Thet boy’s pullin’ yer laig…
They teach abstinence…and that’s why the Vikes will never fuck anybody up.
@ Theotis Jones
that may be one of my top ten favorite simpsons moments ever. win.
Speaking of Squidbillies…
Early: “Nah, nah, there’s no “g” in muddin’, it’s m-u-d-d-i-n. Muddin’.”
Schism, ain’t dat dere a girl part where ya stick yur ding dong?
He learned the hard way about paddlin’ the school canoe because “…ooh, you better believe that’s a paddlin’.”
this makes me happy that this is drews favorite team. thats what he gets for the chiefs references in the book.
/knows all teams are fair game, still doesnt care.
Can we get Brett Favre to defenestrate himself?
That was poetry. Sheer poetry.
I’m still drunk at noon and I have to deal with this?
No.
This almost makes the absence of Sexy Friday worth it…

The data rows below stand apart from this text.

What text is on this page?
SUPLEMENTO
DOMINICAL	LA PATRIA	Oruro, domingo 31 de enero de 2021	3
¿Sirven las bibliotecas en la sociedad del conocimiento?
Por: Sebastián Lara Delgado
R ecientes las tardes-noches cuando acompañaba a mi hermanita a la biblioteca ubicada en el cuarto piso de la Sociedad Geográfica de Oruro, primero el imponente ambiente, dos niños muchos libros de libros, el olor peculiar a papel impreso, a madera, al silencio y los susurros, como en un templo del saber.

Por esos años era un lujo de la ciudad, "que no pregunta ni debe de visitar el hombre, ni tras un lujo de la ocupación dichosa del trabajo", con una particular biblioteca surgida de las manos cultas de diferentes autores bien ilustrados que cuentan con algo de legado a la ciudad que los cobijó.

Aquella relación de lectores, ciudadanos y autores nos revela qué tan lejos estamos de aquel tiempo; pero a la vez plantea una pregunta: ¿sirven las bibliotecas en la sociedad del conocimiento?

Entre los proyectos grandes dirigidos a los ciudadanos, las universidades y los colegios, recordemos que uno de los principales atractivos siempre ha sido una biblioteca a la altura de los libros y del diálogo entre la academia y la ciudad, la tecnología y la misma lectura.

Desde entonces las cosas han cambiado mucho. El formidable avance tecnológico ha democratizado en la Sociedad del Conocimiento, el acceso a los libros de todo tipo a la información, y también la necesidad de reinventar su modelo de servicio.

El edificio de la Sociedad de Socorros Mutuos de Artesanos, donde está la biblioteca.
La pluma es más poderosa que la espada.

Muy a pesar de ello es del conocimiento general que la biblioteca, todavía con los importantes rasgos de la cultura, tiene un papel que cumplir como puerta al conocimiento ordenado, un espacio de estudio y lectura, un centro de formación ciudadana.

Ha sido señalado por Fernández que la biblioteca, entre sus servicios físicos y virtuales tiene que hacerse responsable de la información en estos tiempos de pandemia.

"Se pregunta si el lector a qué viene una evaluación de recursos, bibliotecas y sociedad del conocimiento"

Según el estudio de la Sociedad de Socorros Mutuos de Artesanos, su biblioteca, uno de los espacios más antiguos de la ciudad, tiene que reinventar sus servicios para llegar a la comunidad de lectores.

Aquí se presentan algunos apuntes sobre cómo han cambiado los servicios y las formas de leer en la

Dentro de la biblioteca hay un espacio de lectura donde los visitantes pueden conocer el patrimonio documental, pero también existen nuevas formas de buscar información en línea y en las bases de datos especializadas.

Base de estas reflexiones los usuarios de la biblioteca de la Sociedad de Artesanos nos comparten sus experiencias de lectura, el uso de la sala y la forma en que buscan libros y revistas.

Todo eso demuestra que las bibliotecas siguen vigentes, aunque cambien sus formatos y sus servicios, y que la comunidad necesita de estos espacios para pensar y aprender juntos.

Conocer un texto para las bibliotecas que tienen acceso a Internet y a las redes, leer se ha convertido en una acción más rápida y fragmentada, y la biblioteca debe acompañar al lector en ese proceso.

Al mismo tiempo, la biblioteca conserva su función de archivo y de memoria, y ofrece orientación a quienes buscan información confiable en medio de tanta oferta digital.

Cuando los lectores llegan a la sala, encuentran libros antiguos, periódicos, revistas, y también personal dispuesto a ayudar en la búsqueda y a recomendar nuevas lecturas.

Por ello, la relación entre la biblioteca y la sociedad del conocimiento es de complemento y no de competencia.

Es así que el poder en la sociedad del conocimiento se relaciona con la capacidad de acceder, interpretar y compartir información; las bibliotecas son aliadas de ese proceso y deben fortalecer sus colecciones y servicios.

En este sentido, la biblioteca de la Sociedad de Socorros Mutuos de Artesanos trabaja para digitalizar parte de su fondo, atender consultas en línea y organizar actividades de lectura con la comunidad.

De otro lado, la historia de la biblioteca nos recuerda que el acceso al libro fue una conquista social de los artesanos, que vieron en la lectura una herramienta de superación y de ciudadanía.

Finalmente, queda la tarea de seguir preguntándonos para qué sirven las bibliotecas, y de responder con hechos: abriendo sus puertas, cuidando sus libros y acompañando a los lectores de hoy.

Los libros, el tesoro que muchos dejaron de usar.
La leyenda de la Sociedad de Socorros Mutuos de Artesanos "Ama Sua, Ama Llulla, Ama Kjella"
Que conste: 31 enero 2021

Is Allen’s smellhound named Geech?
/gratuitous Simpsons reference
I got the schisms once from eatin’ too many a them there green apples.
“Unabated to the QB, now what that means is….unabated, now thats a big word, thats like, thats like…”mayonnaise.” That’s the biggest word I know.”
-John Madden, ca. 1994, overheard on an NFL Network old tyme playoff game replay
Is it any wonder these here are his kinda’ folks?
Brittfar fixin’ ta mosey ’round behind dat dur Norseline an chuck the ol’ pigskurn right to dem dang ol’ d-backs
Peter King got schism all over himself just thinking about Brett Farve.